The French initiative was supported by the new coalition government of the Netherlands, which has decided to build two new nuclear power plants with plans for commissioning after 2030 and to double the share of nuclear power generation. There is currently a nuclear power plant in the Netherlands with a capacity of 482 megawatts, the Borssele nuclear power plant, which was built by Siemens and commissioned in 1973. It has been modernized several times, including switching to MOX fuel from Kazakhstan. This nuclear power plant provides three percent of the country’s electricity generation. The total contribution of nuclear energy to the energy balance of the Netherlands will increase to seven percent with the commissioning of two new nuclear power plants and the extension of the operating life of the Borssele nuclear power plant.
The first nuclear power plant in Poland is to be built in the north of the country in the Pomeranian Voivodeship, 200 kilometers from the border with Russia, in the Kaliningrad region.
In Finland, the third power plant unit of the Olkiluoto nuclear power plant, which is located on the island of the same name on the coast of the Bothnian Baltic Sea in western Finland, went into service. Electricity generation will begin in January 2022 when a new 1,600 megawatt reactor will be connected to the national grid.
Belarus is considering building a second nuclear power plant with the participation of Russian partners. Belarus is building its first nuclear power plant in the Grodno region, which will consist of two power plants with a total output of 2,400 megawatts. The first block of the station is now in operation, the second block is scheduled to go into operation in 2022. According to the Belarusian authorities, the first block of the Astravets nuclear power plant saved the country around $ 250 million in natural gas imports.
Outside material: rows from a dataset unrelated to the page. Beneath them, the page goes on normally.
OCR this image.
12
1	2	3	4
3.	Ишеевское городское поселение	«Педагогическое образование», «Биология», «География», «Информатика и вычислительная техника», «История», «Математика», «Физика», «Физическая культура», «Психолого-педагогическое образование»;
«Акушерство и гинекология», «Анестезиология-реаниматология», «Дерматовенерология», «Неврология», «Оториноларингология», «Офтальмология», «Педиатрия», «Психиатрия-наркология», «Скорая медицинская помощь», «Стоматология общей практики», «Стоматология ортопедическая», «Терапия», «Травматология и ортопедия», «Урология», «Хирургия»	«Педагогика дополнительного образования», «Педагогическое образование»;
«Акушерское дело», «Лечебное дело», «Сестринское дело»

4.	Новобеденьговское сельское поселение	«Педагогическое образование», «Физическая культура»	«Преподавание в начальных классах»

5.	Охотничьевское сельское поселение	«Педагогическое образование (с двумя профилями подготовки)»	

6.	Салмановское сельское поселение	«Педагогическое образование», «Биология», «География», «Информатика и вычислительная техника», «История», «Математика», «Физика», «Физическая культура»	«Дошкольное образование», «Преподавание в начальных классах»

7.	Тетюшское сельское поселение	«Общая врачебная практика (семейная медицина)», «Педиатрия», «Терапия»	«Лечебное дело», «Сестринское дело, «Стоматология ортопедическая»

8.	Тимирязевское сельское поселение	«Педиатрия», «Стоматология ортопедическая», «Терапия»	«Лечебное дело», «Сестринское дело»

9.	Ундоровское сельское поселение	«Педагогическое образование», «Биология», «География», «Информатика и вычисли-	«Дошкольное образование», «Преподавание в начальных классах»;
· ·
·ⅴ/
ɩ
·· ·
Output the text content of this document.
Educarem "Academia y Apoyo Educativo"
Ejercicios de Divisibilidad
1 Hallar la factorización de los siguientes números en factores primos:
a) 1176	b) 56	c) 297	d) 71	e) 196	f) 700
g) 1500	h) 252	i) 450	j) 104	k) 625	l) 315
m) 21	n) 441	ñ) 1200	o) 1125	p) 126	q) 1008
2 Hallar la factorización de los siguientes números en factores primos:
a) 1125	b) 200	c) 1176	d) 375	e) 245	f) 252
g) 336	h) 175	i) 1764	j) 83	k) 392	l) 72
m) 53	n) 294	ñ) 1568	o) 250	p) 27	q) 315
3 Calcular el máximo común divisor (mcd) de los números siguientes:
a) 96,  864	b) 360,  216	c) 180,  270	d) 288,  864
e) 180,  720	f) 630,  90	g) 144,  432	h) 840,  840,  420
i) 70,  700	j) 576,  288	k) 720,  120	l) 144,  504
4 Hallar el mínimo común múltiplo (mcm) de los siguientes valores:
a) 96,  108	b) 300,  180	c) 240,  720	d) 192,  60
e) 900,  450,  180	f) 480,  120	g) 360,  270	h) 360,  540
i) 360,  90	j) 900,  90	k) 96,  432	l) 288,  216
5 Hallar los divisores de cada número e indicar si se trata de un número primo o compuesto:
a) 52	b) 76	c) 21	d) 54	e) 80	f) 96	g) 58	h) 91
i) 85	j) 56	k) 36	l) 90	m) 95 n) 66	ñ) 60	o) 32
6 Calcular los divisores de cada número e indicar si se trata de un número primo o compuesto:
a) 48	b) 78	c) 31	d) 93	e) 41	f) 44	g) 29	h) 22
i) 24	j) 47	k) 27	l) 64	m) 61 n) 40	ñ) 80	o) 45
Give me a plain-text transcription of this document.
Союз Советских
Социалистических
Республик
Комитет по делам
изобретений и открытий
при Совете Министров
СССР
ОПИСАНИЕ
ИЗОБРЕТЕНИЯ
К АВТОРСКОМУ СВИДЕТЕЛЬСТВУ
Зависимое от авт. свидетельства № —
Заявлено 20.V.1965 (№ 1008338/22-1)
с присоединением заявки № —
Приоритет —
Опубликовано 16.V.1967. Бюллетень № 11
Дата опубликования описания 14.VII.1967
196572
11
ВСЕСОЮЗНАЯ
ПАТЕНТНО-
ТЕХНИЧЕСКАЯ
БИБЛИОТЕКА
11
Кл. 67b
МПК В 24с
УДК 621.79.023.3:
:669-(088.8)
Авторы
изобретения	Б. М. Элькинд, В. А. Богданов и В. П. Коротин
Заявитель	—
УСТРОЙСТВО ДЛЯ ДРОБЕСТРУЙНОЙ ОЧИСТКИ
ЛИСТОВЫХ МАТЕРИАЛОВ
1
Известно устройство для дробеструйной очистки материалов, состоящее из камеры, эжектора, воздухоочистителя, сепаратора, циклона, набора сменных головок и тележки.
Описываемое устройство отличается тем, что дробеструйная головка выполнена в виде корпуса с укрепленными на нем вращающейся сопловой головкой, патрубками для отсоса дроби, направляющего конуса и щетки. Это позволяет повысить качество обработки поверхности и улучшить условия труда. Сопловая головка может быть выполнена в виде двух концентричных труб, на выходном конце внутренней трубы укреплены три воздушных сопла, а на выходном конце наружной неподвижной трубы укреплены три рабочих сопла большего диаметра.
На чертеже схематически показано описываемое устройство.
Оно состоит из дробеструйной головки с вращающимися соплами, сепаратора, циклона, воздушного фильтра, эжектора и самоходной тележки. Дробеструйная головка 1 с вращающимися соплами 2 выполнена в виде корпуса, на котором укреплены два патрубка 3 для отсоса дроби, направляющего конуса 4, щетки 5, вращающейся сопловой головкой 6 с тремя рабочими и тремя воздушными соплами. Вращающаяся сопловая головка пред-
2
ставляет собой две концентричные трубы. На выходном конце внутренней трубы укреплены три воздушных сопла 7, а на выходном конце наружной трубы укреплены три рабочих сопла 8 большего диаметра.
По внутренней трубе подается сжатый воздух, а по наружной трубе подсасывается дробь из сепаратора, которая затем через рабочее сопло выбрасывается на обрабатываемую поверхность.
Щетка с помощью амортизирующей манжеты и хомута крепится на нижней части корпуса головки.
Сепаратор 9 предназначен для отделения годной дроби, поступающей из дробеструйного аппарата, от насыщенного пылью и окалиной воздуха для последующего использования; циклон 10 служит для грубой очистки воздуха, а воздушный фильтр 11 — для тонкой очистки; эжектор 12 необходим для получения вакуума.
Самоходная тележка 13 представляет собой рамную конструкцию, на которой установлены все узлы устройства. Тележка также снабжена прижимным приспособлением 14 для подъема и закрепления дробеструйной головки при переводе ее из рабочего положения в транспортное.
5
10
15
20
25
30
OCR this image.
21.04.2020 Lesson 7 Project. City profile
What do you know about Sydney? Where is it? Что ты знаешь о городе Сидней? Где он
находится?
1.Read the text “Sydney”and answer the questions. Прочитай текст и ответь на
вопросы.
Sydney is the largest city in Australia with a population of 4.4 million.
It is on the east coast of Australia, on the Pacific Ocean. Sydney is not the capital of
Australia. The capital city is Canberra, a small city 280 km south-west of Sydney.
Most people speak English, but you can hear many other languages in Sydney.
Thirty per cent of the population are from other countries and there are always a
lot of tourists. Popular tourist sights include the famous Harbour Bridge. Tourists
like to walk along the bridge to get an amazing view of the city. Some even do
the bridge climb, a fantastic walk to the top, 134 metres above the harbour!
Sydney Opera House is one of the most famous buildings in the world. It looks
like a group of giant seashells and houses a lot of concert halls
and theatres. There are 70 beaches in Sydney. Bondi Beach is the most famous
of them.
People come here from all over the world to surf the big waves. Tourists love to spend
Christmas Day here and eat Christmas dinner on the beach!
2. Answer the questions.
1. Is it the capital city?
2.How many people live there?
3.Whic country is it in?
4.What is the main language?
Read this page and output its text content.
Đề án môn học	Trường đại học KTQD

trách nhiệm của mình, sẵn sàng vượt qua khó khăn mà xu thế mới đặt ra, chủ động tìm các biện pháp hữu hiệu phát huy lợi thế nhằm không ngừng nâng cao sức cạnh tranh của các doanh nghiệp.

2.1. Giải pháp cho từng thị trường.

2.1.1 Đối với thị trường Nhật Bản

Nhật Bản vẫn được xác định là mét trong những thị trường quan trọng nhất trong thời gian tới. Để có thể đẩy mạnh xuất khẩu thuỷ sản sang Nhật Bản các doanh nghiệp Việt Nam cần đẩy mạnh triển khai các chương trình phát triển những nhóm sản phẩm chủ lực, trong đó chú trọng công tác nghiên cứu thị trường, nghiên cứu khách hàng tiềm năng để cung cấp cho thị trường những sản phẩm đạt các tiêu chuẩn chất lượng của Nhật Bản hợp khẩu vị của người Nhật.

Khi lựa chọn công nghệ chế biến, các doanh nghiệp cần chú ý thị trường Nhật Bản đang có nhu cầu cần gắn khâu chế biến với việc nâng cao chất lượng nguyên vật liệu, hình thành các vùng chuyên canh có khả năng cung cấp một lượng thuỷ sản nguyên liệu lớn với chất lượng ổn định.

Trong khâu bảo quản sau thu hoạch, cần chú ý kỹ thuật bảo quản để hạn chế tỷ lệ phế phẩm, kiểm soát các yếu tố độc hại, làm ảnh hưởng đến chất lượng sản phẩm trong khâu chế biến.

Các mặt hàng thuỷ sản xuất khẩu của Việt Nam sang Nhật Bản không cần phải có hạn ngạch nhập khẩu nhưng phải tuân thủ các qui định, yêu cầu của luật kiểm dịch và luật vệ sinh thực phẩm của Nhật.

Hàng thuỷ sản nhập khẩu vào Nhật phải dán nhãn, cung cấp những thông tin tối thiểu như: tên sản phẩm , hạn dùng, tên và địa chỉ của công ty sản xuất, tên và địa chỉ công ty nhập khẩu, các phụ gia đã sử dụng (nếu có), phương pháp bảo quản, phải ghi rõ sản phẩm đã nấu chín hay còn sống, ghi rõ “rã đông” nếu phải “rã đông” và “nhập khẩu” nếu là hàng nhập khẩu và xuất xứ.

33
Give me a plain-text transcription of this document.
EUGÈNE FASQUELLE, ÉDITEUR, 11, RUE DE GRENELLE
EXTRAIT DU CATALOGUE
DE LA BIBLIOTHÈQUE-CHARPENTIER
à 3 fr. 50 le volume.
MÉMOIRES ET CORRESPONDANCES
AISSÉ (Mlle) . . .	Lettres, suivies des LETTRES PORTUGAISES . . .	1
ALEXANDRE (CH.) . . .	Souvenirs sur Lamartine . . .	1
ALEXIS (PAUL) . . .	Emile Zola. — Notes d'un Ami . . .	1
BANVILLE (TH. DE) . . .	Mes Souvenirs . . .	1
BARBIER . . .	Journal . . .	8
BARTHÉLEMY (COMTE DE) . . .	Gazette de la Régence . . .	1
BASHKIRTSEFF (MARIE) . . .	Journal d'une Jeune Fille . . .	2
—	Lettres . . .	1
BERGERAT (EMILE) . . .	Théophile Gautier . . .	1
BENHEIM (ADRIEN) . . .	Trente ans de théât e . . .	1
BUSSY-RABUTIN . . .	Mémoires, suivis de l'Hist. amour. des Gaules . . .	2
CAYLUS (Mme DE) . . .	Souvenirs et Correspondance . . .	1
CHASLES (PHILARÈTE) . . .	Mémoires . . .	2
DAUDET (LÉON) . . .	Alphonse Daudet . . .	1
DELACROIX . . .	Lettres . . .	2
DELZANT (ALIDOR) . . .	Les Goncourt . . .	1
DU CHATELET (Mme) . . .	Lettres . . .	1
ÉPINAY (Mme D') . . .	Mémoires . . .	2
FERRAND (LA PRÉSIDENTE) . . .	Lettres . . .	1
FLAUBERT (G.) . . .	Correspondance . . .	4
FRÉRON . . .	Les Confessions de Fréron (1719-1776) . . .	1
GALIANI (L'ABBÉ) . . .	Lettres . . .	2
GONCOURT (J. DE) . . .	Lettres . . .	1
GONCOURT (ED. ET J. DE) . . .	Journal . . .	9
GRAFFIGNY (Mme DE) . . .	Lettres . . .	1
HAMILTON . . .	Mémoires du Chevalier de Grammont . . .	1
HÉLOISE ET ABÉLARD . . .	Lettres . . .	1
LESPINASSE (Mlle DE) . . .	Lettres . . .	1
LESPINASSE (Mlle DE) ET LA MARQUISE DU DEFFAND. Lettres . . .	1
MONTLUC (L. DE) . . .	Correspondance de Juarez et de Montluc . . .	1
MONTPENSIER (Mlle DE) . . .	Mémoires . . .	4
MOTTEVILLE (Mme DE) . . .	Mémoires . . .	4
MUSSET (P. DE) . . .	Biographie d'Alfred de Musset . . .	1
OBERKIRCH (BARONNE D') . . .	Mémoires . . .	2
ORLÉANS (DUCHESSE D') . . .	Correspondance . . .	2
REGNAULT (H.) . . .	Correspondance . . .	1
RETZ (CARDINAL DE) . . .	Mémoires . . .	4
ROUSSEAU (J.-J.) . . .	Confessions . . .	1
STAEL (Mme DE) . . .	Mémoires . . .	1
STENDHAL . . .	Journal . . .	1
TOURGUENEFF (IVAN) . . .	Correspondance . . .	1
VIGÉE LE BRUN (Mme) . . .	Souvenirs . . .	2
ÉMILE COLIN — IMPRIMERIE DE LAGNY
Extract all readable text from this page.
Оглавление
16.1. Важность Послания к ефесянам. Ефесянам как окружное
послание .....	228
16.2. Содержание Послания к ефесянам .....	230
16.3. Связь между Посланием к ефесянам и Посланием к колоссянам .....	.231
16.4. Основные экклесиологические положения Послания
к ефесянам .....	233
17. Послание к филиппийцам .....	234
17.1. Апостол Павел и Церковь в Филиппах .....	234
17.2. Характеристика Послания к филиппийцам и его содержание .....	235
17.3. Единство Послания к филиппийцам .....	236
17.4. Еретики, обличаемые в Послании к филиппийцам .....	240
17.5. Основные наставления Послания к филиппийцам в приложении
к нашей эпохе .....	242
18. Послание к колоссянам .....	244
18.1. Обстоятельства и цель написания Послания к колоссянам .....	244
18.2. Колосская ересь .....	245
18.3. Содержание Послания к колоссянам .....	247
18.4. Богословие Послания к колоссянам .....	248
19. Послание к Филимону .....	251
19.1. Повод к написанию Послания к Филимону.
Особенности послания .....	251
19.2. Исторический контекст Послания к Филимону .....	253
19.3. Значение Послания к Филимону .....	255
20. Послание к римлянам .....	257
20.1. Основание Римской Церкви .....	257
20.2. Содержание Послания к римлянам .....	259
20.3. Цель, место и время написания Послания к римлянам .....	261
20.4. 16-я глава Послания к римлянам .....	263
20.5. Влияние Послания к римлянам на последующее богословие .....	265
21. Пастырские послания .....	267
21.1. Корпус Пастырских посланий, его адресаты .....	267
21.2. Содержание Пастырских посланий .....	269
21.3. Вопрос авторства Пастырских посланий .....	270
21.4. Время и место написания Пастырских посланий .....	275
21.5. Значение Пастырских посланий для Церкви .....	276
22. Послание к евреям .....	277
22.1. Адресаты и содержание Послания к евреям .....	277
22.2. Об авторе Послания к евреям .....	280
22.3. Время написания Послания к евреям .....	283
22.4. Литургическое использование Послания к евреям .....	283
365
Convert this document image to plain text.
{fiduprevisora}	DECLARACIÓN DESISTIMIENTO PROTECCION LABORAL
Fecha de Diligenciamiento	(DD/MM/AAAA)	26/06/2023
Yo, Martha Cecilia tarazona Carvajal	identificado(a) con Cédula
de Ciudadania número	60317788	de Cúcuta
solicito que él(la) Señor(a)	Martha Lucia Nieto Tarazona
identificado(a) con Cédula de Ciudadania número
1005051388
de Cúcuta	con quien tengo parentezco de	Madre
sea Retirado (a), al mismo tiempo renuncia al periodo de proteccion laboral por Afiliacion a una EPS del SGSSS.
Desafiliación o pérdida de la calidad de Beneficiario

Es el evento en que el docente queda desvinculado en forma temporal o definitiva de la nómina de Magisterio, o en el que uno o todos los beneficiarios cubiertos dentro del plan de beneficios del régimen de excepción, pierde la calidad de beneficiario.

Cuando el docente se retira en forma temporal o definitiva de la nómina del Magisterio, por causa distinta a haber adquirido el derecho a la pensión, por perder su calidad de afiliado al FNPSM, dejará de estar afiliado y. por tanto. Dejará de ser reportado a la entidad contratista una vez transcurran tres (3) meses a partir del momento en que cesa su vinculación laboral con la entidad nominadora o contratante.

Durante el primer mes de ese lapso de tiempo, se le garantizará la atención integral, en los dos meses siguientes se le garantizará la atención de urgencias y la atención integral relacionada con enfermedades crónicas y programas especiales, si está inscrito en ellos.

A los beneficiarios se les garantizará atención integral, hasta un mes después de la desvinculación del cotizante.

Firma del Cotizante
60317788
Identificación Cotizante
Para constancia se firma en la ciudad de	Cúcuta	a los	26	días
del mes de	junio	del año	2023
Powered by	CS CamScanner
Kazakhstan also plans to build a nuclear power plant, which will be 342 kilometers from Bishkek. The Kazakh authorities are currently examining proposals from companies in the US, France, China and Russia. According to the Kazakh authorities, Rosatom’s proposal could be one of the most effective large-scale construction solutions.
The above examples show that the so-called “green agenda” or the objective difficulties in implementing it have awakened a revived interest in nuclear energy, which many experts believe will increase in the near future.
New Eastern Outlook, December 28. Vladimir Danilov is a political observer.